For their study, the team of researchers, which also included colleagues at the University of Birmingham in the UK and the National Centre for Scientific Research-University of Burgundy in France, used a 4D ultrasound scanner on the wombs of 100 women at both 32 weeks and 36 weeks of pregnancy.

About 20 minutes before they received their scans, the mothers were given a single capsule containing 400mg of either carrot or kale powder. The participants had to stop eating or drinking flavored beverages at least one hour before their scans.

Researchers compared the captured facial reactions of the fetuses whose mothers consumed the flavored capsules to ultrasounds from a control group who were not exposed to flavors. Exposure to even a small amount of carrot or kale was enough to stimulate a non-random reaction, the researchers found.

A 4D scan image of the same fetus (as in the laughter-face baseline image) showing a laughter-face reaction after being exposed to the carrot flavor. Credit: FETAP (Fetal Taste Preferences) Study, Fetal and Neonatal Research Lab, Durham University.

“Previous research conducted in my lab has suggested that 4D ultrasound scans are a way of monitoring fetal reactions to understand how they respond to maternal health behaviours such as smoking, and their mental health including stress, depression, and anxiety,” co-author Professor Nadja Reissland, head of the Fetal and Neonatal Research Lab at Durham, said.

“This latest study could have important implications for understanding the earliest evidence for fetal abilities to sense and discriminate different flavors and smells from the foods ingested by their mothers.”

This could very well mean that fetuses can respond to a wide range of chemical stimuli from their mothers’ diets, which could have profound effects on the babies later in life as they grow up.

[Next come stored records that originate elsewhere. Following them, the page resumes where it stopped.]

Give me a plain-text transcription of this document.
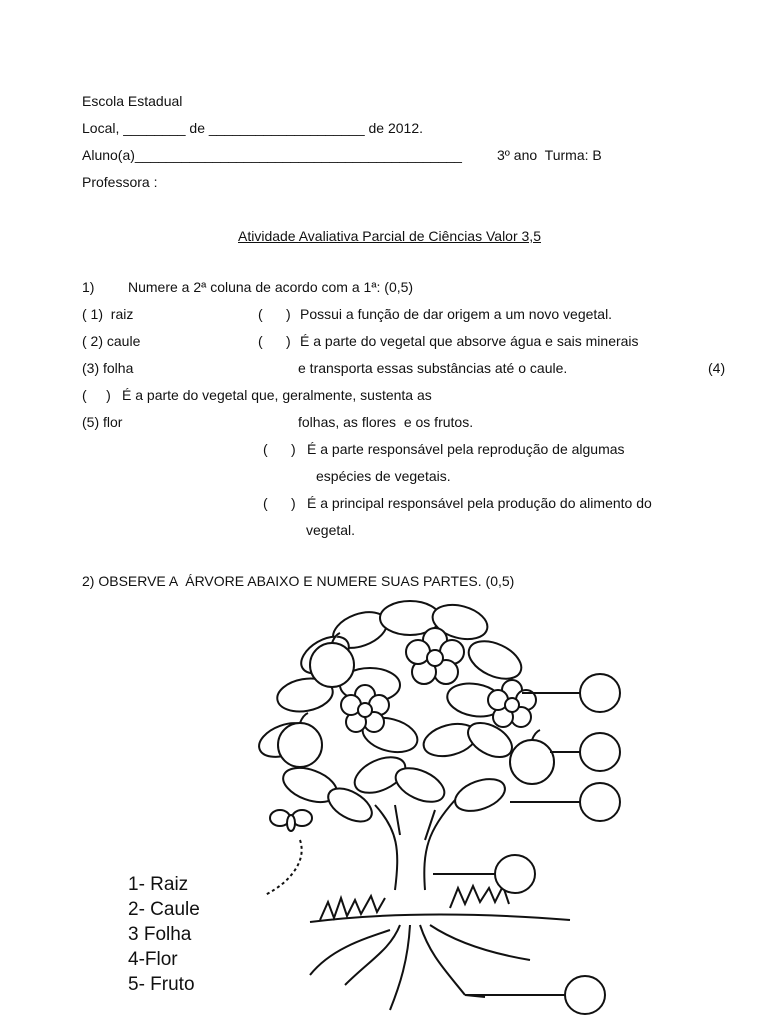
Escola Estadual
Local, ________ de ____________________ de 2012.
Aluno(a)__________________________________________	3º ano  Turma: B
Professora :
Atividade Avaliativa Parcial de Ciências Valor 3,5
1) Numere a 2ª coluna de acordo com a 1ª: (0,5)
( 1)  raiz	(      ) Possui a função de dar origem a um novo vegetal.
( 2) caule	(      ) É a parte do vegetal que absorve água e sais minerais
(3) folha	e transporta essas substâncias até o caule.	(4)
(     ) É a parte do vegetal que, geralmente, sustenta as
(5) flor	folhas, as flores  e os frutos.
(      ) É a parte responsável pela reprodução de algumas
espécies de vegetais.
(      ) É a principal responsável pela produção do alimento do
vegetal.
2) OBSERVE A  ÁRVORE ABAIXO E NUMERE SUAS PARTES. (0,5)
1- Raiz
2- Caule
3 Folha
4-Flor
5- Fruto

The researchers argue that repeated prenatal exposure to certain flavors may shape a baby’s dietary preferences, so consuming healthier but not very palatable foods (yes, like kale) during pregnancy could be a viable strategy for mothers to promote healthier diets for their children.

That’s still rather speculative at this point, which is why the researchers are planning a follow-up study with the same babies involved in the present research post-birth. The aim is to see how the influence of prenatal flavors influences the acceptance of different foods.

“The next step is to examine whether fetuses show less ‘negative’ responses to these flavors over time, resulting in greater acceptance of those flavors when babies first taste them outside of the womb,” said co-author Professor Jackie Blissett of Aston University.

The findings appeared in the journal Psychological Science.